Dedica un fin de semana a hacer inventario de lo que tienes. Separa aquello que estás utilizando y lo que tiene para ti algún valor sentimental de aquello que ya no utilizas, no te gusta o, ya no te queda. Esto aplica a la ropa, prendas y accesorios, pero también a aquello que no es de uso tan personal como un aparato, un adorno o un mueble. Todo es susceptible de ser renovado.
Procede a ponerle precio a cada cosa. Si lo que deseas es deshacerte rápido de todo lo que te sobra, te recomendamos poner precios bien solidarios, no importa que el artículo tenga poco uso. Una buena táctica para que se lleven más artículos es el 2×1 o los llamados combos, lo cual significa que quien lleve más cosas obtendrá un mejor precio.
Ahora debes decidir entre quienes vas a anunciar tu bazar. Si deseas algo muy íntimo porque tienes reservas de que extraños entren a tu casa, avisa sólo a tus conocidos, amigos y vecinos, pero si deseas mayor afluencia de gente, puedes proponer entre tus amigos que traigan a otros conocidos y así, duplicar rápidamente el público de tu pequeña venta.

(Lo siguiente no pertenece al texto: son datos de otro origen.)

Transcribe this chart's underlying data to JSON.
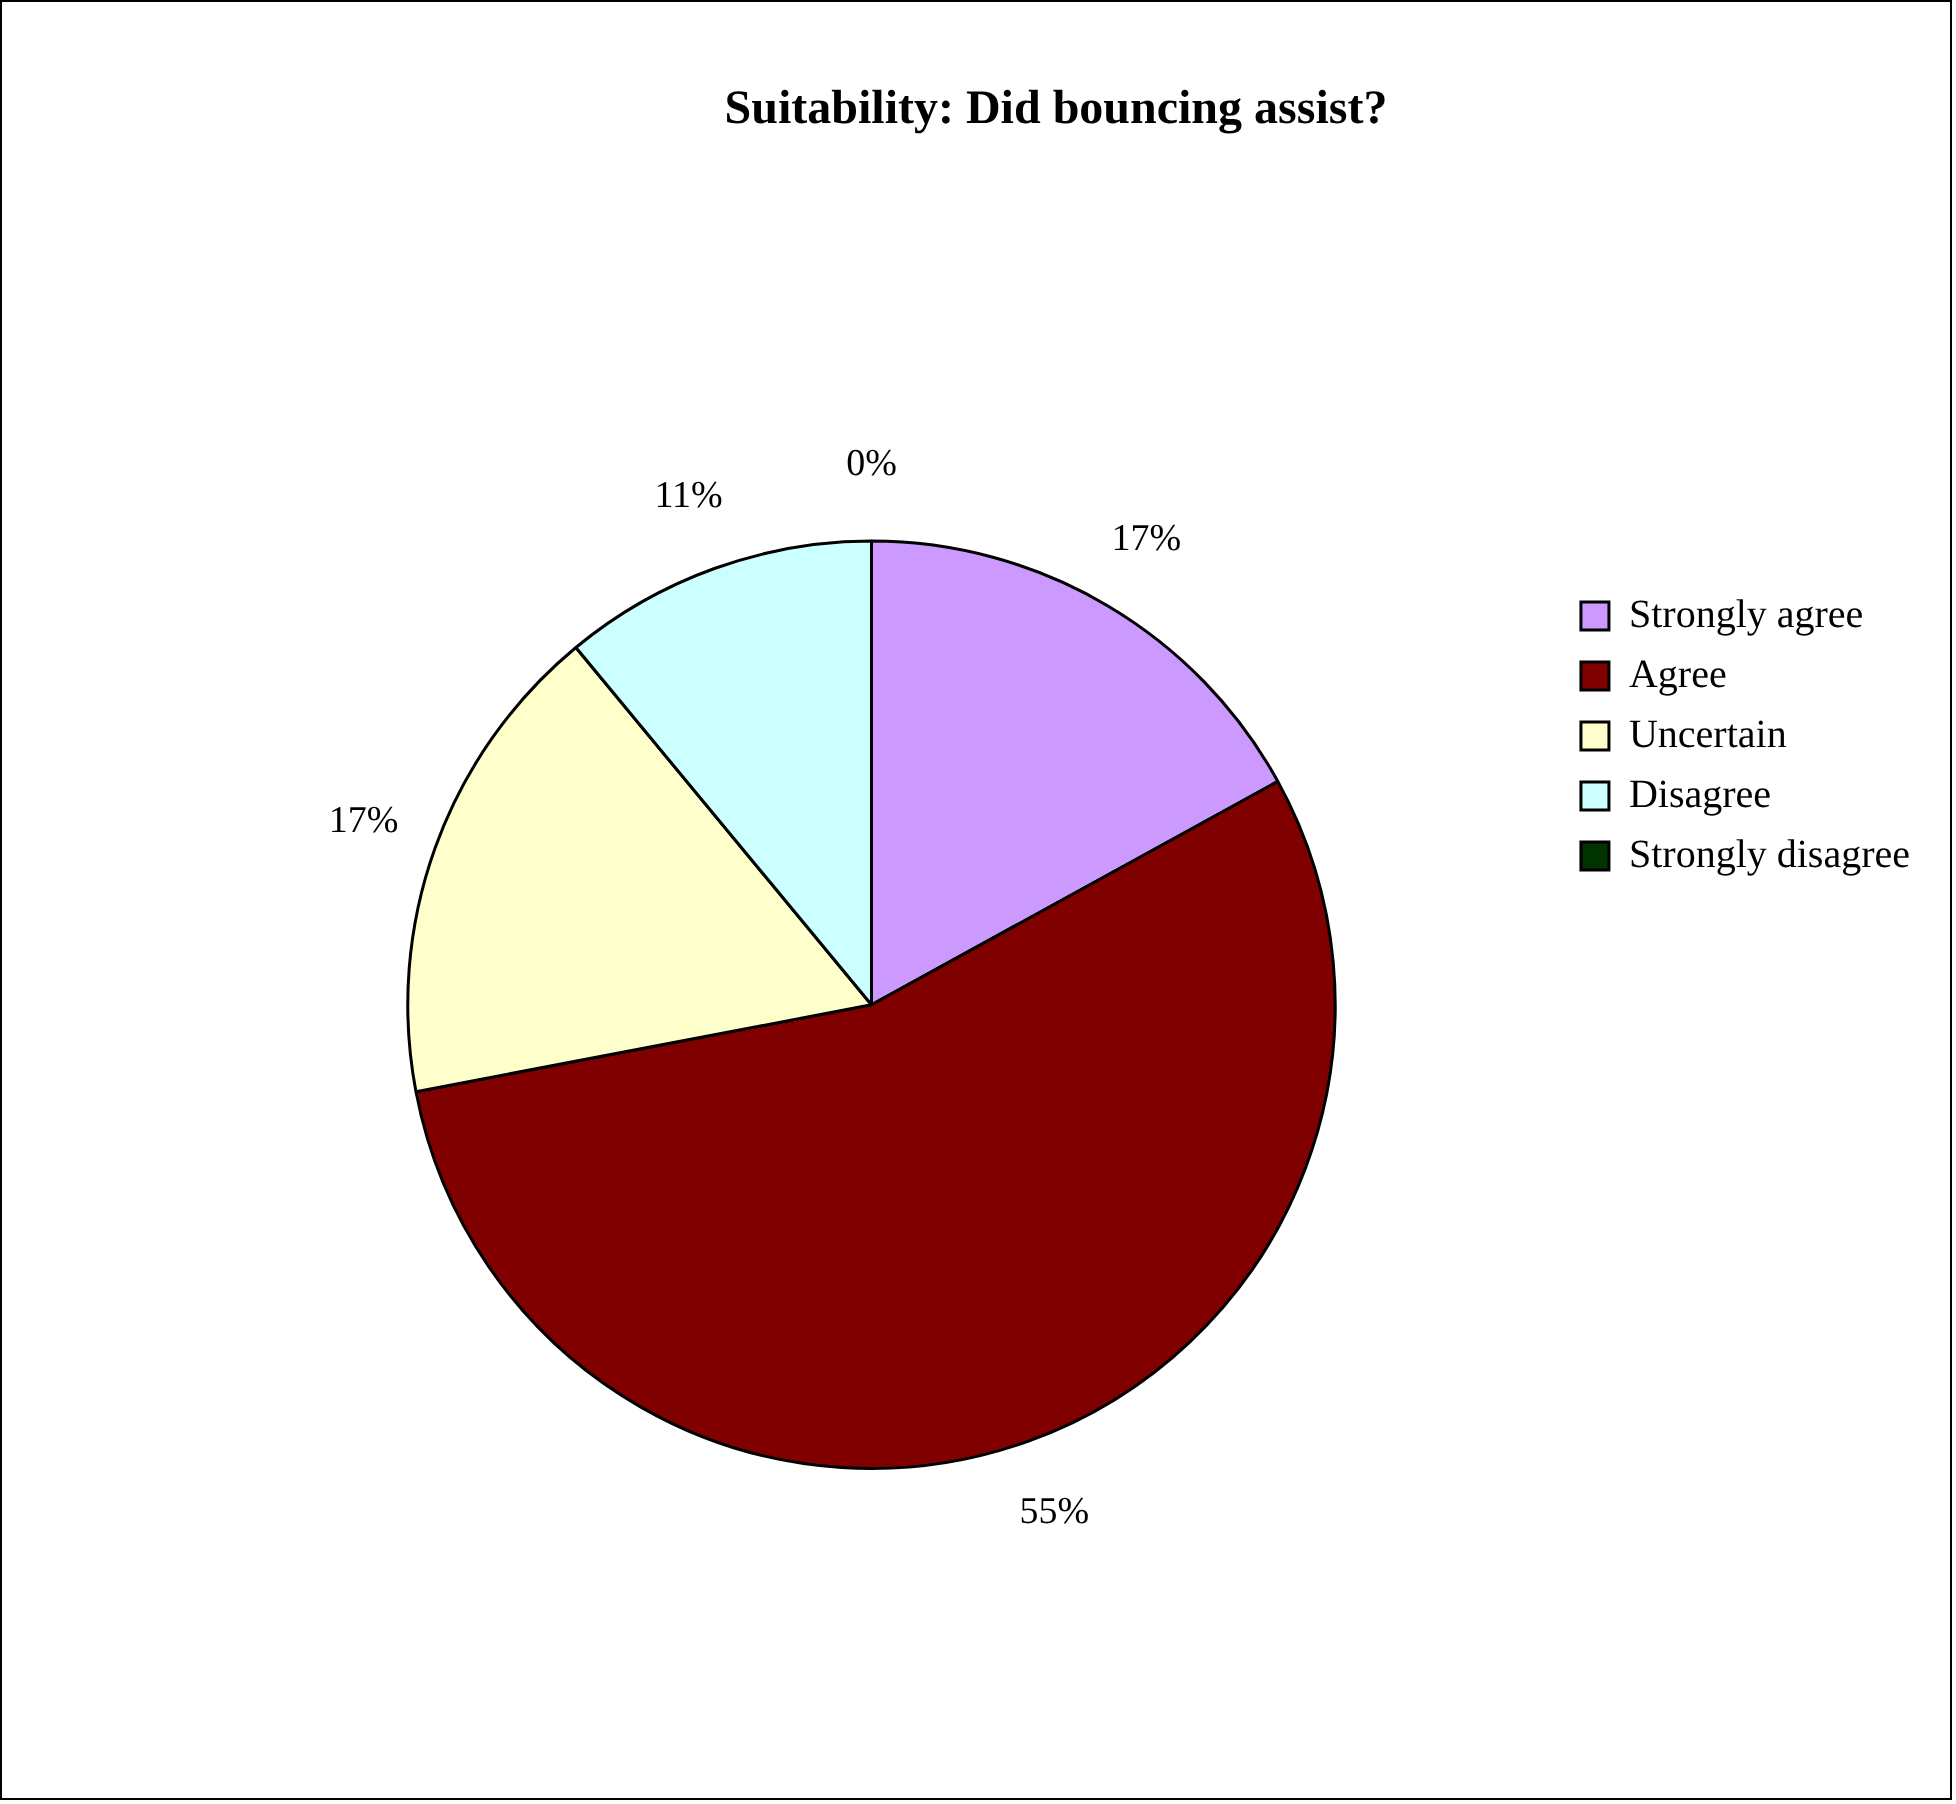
{
  "chart_data": {
    "type": "pie",
    "title": "Suitability: Did bouncing assist?",
    "categories": [
      "Strongly agree",
      "Agree",
      "Uncertain",
      "Disagree",
      "Strongly disagree"
    ],
    "values": [
      17,
      55,
      17,
      11,
      0
    ],
    "value_labels": [
      "17%",
      "55%",
      "17%",
      "11%",
      "0%"
    ],
    "colors": [
      "#cc99ff",
      "#800000",
      "#ffffcc",
      "#ccffff",
      "#003300"
    ],
    "legend": "right"
  }
}
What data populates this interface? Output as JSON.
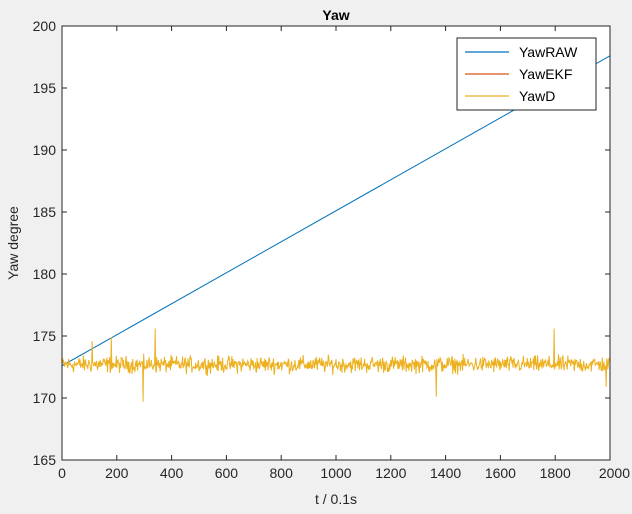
{
  "chart_data": {
    "type": "line",
    "title": "Yaw",
    "xlabel": "t / 0.1s",
    "ylabel": "Yaw degree",
    "xlim": [
      0,
      2000
    ],
    "ylim": [
      165,
      200
    ],
    "xticks": [
      0,
      200,
      400,
      600,
      800,
      1000,
      1200,
      1400,
      1600,
      1800,
      2000
    ],
    "yticks": [
      165,
      170,
      175,
      180,
      185,
      190,
      195,
      200
    ],
    "grid": false,
    "legend_position": "top-right",
    "series": [
      {
        "name": "YawRAW",
        "color": "#0072bd",
        "x": [
          0,
          2000
        ],
        "y": [
          172.6,
          197.6
        ]
      },
      {
        "name": "YawEKF",
        "color": "#d95319",
        "x": [],
        "y": []
      },
      {
        "name": "YawD",
        "color": "#edb120",
        "style": "noisy",
        "mean": 172.7,
        "noise_amplitude": 0.7,
        "x_range": [
          0,
          2000
        ],
        "spikes": [
          {
            "x": 110,
            "y": 174.6
          },
          {
            "x": 180,
            "y": 174.9
          },
          {
            "x": 295,
            "y": 169.7
          },
          {
            "x": 340,
            "y": 175.6
          },
          {
            "x": 1365,
            "y": 170.1
          },
          {
            "x": 1795,
            "y": 175.6
          },
          {
            "x": 1985,
            "y": 170.9
          }
        ]
      }
    ]
  }
}
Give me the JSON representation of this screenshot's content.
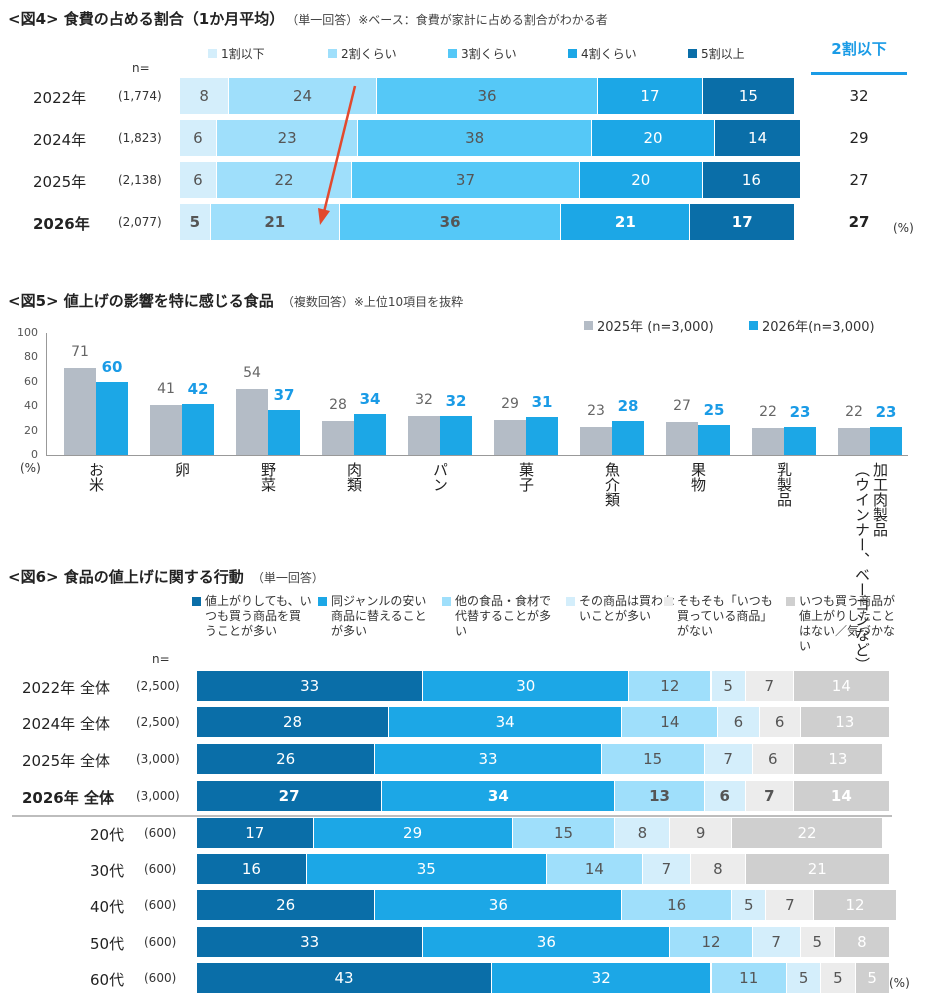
{
  "colors": {
    "c1": "#0a6ea8",
    "c2": "#1ca7e6",
    "c3": "#55c8f7",
    "c4": "#9fdffb",
    "c5": "#d4eefb",
    "grey1": "#ececec",
    "grey2": "#cfcfcf",
    "accent": "#1a9be6",
    "old": "#b4bcc6",
    "arrow": "#e2492e"
  },
  "fig4": {
    "title": "<図4> 食費の占める割合（1か月平均）",
    "note": "（単一回答）※ベース：食費が家計に占める割合がわかる者",
    "n_label": "n=",
    "pct_label": "(%)",
    "side_header": "2割以下",
    "chart_data": {
      "type": "bar",
      "orientation": "horizontal-stacked-100",
      "legend": [
        "1割以下",
        "2割くらい",
        "3割くらい",
        "4割くらい",
        "5割以上"
      ],
      "categories": [
        "2022年",
        "2024年",
        "2025年",
        "2026年"
      ],
      "n": [
        "(1,774)",
        "(1,823)",
        "(2,138)",
        "(2,077)"
      ],
      "series": [
        {
          "name": "1割以下",
          "values": [
            8,
            6,
            6,
            5
          ]
        },
        {
          "name": "2割くらい",
          "values": [
            24,
            23,
            22,
            21
          ]
        },
        {
          "name": "3割くらい",
          "values": [
            36,
            38,
            37,
            36
          ]
        },
        {
          "name": "4割くらい",
          "values": [
            17,
            20,
            20,
            21
          ]
        },
        {
          "name": "5割以上",
          "values": [
            15,
            14,
            16,
            17
          ]
        }
      ],
      "side_values": [
        "32",
        "29",
        "27",
        "27"
      ]
    }
  },
  "fig5": {
    "title": "<図5> 値上げの影響を特に感じる食品",
    "note": "（複数回答）※上位10項目を抜粋",
    "pct_label": "(%)",
    "chart_data": {
      "type": "bar",
      "ylim": [
        0,
        100
      ],
      "yticks": [
        0,
        20,
        40,
        60,
        80,
        100
      ],
      "categories": [
        "お米",
        "卵",
        "野菜",
        "肉類",
        "パン",
        "菓子",
        "魚介類",
        "果物",
        "乳製品",
        "加工肉製品（ウインナー、ベーコンなど）"
      ],
      "series": [
        {
          "name": "2025年 (n=3,000)",
          "values": [
            71,
            41,
            54,
            28,
            32,
            29,
            23,
            27,
            22,
            22
          ]
        },
        {
          "name": "2026年(n=3,000)",
          "values": [
            60,
            42,
            37,
            34,
            32,
            31,
            28,
            25,
            23,
            23
          ]
        }
      ]
    }
  },
  "fig6": {
    "title": "<図6> 食品の値上げに関する行動",
    "note": "（単一回答）",
    "n_label": "n=",
    "pct_label": "(%)",
    "chart_data": {
      "type": "bar",
      "orientation": "horizontal-stacked-100",
      "legend": [
        "値上がりしても、いつも買う商品を買うことが多い",
        "同ジャンルの安い商品に替えることが多い",
        "他の食品・食材で代替することが多い",
        "その商品は買わないことが多い",
        "そもそも「いつも買っている商品」がない",
        "いつも買う商品が値上がりしたことはない／気づかない"
      ],
      "categories": [
        "2022年 全体",
        "2024年 全体",
        "2025年 全体",
        "2026年 全体",
        "20代",
        "30代",
        "40代",
        "50代",
        "60代"
      ],
      "n": [
        "(2,500)",
        "(2,500)",
        "(3,000)",
        "(3,000)",
        "(600)",
        "(600)",
        "(600)",
        "(600)",
        "(600)"
      ],
      "series": [
        {
          "name": "値上がりしても、いつも買う商品を買うことが多い",
          "values": [
            33,
            28,
            26,
            27,
            17,
            16,
            26,
            33,
            43
          ]
        },
        {
          "name": "同ジャンルの安い商品に替えることが多い",
          "values": [
            30,
            34,
            33,
            34,
            29,
            35,
            36,
            36,
            32
          ]
        },
        {
          "name": "他の食品・食材で代替することが多い",
          "values": [
            12,
            14,
            15,
            13,
            15,
            14,
            16,
            12,
            11
          ]
        },
        {
          "name": "その商品は買わないことが多い",
          "values": [
            5,
            6,
            7,
            6,
            8,
            7,
            5,
            7,
            5
          ]
        },
        {
          "name": "そもそも「いつも買っている商品」がない",
          "values": [
            7,
            6,
            6,
            7,
            9,
            8,
            7,
            5,
            5
          ]
        },
        {
          "name": "いつも買う商品が値上がりしたことはない／気づかない",
          "values": [
            14,
            13,
            13,
            14,
            22,
            21,
            12,
            8,
            5
          ]
        }
      ]
    }
  }
}
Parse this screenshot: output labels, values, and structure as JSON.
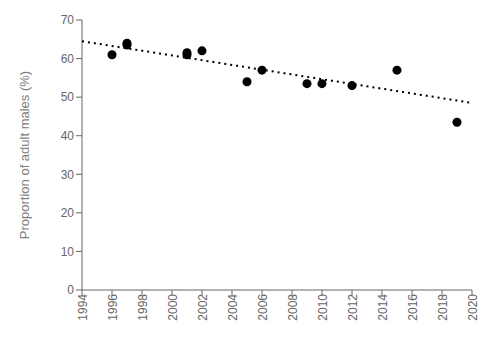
{
  "chart_data": {
    "type": "scatter",
    "ylabel": "Proportion of adult males (%)",
    "series": [
      {
        "type": "scatter",
        "color": "black",
        "marker": "circle",
        "x": [
          1996,
          1997,
          1997,
          2001,
          2001,
          2002,
          2005,
          2006,
          2009,
          2010,
          2012,
          2015,
          2019
        ],
        "values": [
          61.0,
          64.0,
          63.5,
          61.0,
          61.5,
          62.0,
          54.0,
          57.0,
          53.5,
          53.5,
          53.0,
          57.0,
          43.5
        ]
      },
      {
        "type": "line",
        "color": "black",
        "line_style": "dotted",
        "x": [
          1994,
          2020
        ],
        "values": [
          64.5,
          48.5
        ]
      }
    ],
    "xlim": [
      1994,
      2020
    ],
    "ylim": [
      0,
      70
    ],
    "xticks": [
      1994,
      1996,
      1998,
      2000,
      2002,
      2004,
      2006,
      2008,
      2010,
      2012,
      2014,
      2016,
      2018,
      2020
    ],
    "yticks": [
      0,
      10,
      20,
      30,
      40,
      50,
      60,
      70
    ],
    "grid": false
  }
}
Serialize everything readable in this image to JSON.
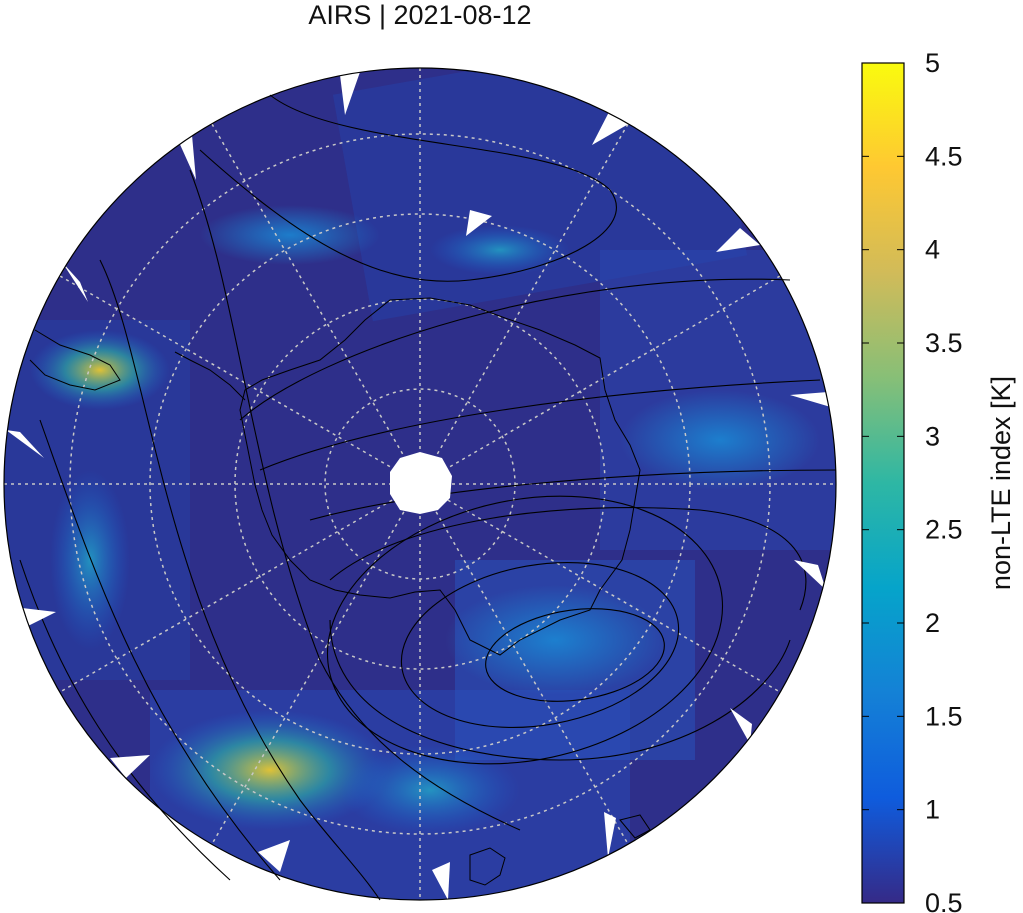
{
  "title": "AIRS | 2021-08-12",
  "map": {
    "projection": "south-polar-stereographic",
    "graticule": "dotted",
    "contours": "black-lines",
    "coastlines": "black-lines",
    "background_color": "#2e2f8a"
  },
  "colorbar": {
    "label": "non-LTE index [K]",
    "min": 0.5,
    "max": 5,
    "ticks": [
      "0.5",
      "1",
      "1.5",
      "2",
      "2.5",
      "3",
      "3.5",
      "4",
      "4.5",
      "5"
    ],
    "colormap": "parula",
    "colors": [
      "#352a87",
      "#0f5cdd",
      "#1481d6",
      "#06a4ca",
      "#2eb7a4",
      "#87bf77",
      "#d1bb59",
      "#fec832",
      "#f9fb0e"
    ]
  }
}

Te recomendamos que, para que el rato se haga ameno para tus “clientes” y se sientan cómodos para llevar más cosas, les ofrezcas algún refrigerio y acompañes el ambiente con música agradable. Esto nunca falla.
Finalmente, si todavía te sobran algunas cosas, procura no guardarlas nuevamente. Dónalas a alguna iglesia o institución de beneficencia, que siempre habrá gente que las necesite.